Unnamed: 0,nltk_neg,nltk_neu,nltk_pos,nltk_compound
count,48.0,48.0,48.0,48.0
mean,0.121563,0.679167,0.199313,0.999983
std,0.022068,0.029364,0.014958,4.3e-05
min,0.078,0.616,0.162,0.9998
25%,0.1055,0.65675,0.19,1.0
50%,0.1245,0.682,0.202,1.0
75%,0.137,0.694,0.208,1.0
max,0.169,0.76,0.244,1.0


Okay so there's definitely some issues here. It seems to overall evaluate words as neutral or positive.
Maybe that's why the NLTK compound scores are always positive with barely any variance.

## FinBERT Sentiment Analysis
Hopefully FinBERT comes to the rescue here, given that it is trained on financial lingo.

In [15]:
from transformers import pipeline

finance_sentiment = pipeline("text-classification", model="ProsusAI/finbert")
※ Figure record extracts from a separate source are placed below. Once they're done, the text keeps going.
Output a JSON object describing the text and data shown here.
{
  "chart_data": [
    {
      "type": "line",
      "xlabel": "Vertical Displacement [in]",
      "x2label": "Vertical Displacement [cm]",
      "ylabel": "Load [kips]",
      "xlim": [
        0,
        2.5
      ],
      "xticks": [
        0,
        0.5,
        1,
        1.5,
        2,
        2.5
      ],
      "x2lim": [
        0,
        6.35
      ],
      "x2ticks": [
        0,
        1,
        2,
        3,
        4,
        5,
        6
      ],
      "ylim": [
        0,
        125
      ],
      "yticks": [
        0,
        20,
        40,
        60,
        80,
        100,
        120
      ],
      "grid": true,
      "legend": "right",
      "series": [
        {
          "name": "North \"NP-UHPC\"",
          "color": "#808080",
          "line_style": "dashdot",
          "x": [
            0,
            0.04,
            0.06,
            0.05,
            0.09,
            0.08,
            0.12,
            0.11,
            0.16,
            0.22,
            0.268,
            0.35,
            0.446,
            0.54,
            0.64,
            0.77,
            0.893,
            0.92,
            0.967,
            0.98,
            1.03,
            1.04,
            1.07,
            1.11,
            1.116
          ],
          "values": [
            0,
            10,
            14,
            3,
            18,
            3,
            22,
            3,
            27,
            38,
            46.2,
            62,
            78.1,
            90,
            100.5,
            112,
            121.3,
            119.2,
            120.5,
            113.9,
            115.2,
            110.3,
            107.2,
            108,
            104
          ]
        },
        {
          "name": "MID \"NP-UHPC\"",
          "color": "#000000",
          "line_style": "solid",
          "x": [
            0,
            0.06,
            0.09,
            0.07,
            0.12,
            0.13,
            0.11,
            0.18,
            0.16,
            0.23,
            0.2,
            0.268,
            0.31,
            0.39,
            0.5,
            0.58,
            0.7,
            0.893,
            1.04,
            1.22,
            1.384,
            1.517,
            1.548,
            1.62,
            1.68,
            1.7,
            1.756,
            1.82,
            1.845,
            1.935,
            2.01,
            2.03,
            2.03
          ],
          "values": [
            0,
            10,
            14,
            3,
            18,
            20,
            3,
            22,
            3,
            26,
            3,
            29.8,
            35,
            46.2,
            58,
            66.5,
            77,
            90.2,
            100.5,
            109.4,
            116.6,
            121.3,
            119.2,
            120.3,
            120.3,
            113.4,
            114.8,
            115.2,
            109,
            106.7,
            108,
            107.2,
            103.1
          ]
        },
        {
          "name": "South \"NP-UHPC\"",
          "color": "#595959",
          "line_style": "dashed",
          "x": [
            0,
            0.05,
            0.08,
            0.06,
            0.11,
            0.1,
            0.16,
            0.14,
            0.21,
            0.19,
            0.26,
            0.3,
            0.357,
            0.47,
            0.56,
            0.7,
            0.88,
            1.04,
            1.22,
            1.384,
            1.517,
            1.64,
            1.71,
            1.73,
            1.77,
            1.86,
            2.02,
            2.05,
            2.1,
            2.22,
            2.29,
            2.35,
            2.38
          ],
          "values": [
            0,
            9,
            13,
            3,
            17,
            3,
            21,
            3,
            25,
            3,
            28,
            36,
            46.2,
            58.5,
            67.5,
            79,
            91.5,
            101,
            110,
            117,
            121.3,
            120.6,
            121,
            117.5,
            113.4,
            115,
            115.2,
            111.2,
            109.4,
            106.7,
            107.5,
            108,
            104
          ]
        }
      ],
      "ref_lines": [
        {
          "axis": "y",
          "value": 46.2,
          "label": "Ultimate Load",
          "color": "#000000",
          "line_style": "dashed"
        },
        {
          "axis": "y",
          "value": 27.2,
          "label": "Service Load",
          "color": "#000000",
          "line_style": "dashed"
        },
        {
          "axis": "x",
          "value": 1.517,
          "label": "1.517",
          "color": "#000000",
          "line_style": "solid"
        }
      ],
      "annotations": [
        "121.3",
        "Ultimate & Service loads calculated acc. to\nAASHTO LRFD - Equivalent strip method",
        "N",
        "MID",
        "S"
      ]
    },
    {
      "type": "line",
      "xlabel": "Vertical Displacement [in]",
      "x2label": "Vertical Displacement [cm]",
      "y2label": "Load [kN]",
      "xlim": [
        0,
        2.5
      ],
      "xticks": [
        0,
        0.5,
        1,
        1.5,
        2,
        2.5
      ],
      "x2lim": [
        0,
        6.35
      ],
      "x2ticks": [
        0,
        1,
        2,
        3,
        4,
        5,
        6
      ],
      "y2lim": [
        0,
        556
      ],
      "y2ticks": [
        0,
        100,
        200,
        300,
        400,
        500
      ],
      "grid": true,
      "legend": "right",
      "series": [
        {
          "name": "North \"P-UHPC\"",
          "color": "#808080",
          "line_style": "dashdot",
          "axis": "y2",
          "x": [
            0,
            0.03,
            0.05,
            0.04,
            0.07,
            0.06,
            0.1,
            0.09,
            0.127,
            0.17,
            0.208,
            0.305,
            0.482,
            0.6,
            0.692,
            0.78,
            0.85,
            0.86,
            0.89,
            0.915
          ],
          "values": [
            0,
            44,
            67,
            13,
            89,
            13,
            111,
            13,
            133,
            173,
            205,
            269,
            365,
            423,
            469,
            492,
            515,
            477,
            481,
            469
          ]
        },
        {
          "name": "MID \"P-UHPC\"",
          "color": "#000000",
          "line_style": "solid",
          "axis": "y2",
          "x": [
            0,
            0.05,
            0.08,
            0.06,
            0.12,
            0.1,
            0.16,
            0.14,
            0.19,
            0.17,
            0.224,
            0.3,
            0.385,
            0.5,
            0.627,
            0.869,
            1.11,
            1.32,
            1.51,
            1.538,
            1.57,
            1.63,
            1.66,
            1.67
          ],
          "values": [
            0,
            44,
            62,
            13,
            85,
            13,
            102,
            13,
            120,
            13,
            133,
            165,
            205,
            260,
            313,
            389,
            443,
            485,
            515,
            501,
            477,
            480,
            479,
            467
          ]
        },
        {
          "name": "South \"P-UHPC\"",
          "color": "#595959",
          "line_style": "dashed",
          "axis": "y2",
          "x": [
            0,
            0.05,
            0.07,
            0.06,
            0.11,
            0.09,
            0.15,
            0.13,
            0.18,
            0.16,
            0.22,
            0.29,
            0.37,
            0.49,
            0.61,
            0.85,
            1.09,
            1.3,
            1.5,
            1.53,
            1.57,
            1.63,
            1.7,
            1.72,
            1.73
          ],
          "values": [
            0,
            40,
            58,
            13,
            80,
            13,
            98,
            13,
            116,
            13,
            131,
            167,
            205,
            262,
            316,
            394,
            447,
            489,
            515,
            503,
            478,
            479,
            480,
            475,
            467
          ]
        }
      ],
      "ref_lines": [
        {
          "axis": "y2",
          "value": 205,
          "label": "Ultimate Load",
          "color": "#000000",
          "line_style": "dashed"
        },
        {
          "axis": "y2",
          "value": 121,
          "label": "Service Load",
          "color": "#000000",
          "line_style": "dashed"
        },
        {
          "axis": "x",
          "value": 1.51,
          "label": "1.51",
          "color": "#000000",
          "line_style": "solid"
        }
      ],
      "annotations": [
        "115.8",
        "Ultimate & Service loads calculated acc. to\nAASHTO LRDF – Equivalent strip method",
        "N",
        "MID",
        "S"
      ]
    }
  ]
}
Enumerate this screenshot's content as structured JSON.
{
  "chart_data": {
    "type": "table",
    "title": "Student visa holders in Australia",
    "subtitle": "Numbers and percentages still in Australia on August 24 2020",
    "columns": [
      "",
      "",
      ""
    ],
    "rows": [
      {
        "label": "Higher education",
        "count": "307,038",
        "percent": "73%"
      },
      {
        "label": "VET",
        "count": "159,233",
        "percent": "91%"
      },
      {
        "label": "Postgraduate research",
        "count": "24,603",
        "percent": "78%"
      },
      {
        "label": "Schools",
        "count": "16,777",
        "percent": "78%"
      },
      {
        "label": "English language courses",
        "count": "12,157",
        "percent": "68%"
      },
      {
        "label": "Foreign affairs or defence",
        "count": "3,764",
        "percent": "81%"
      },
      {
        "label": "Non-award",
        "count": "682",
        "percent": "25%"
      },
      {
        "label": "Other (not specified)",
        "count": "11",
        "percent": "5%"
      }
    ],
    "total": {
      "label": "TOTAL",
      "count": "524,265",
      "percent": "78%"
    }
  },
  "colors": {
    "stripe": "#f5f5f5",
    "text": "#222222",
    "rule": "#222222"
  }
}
  from .autonotebook import tqdm as notebook_tqdm
Device set to use mps:0


In [16]:
finance_sentiment(df_combined['text'].iloc[0])

Token indices sequence length is longer than the specified maximum sequence length for this model (26201 > 512). Running this sequence through the model will result in indexing errors


RuntimeError: The size of tensor a (26201) must match the size of tensor b (512) at non-singleton dimension 1

In [17]:
finance_sentiment(df_combined['text'].iloc[0][:512])

[{'label': 'neutral', 'score': 0.9233734607696533}]

Okay, this is currently an issue. The text is too large, and has too many characters for the BERT model to be able to process it.

So I think the next step is to figure out how I want to chunk the data and combine the component scores into an aggregate score for each post, and then combine these post aggregates into a prediction for the month.
I will have to be a bit careful about how I combine scores to achieve the effect I want.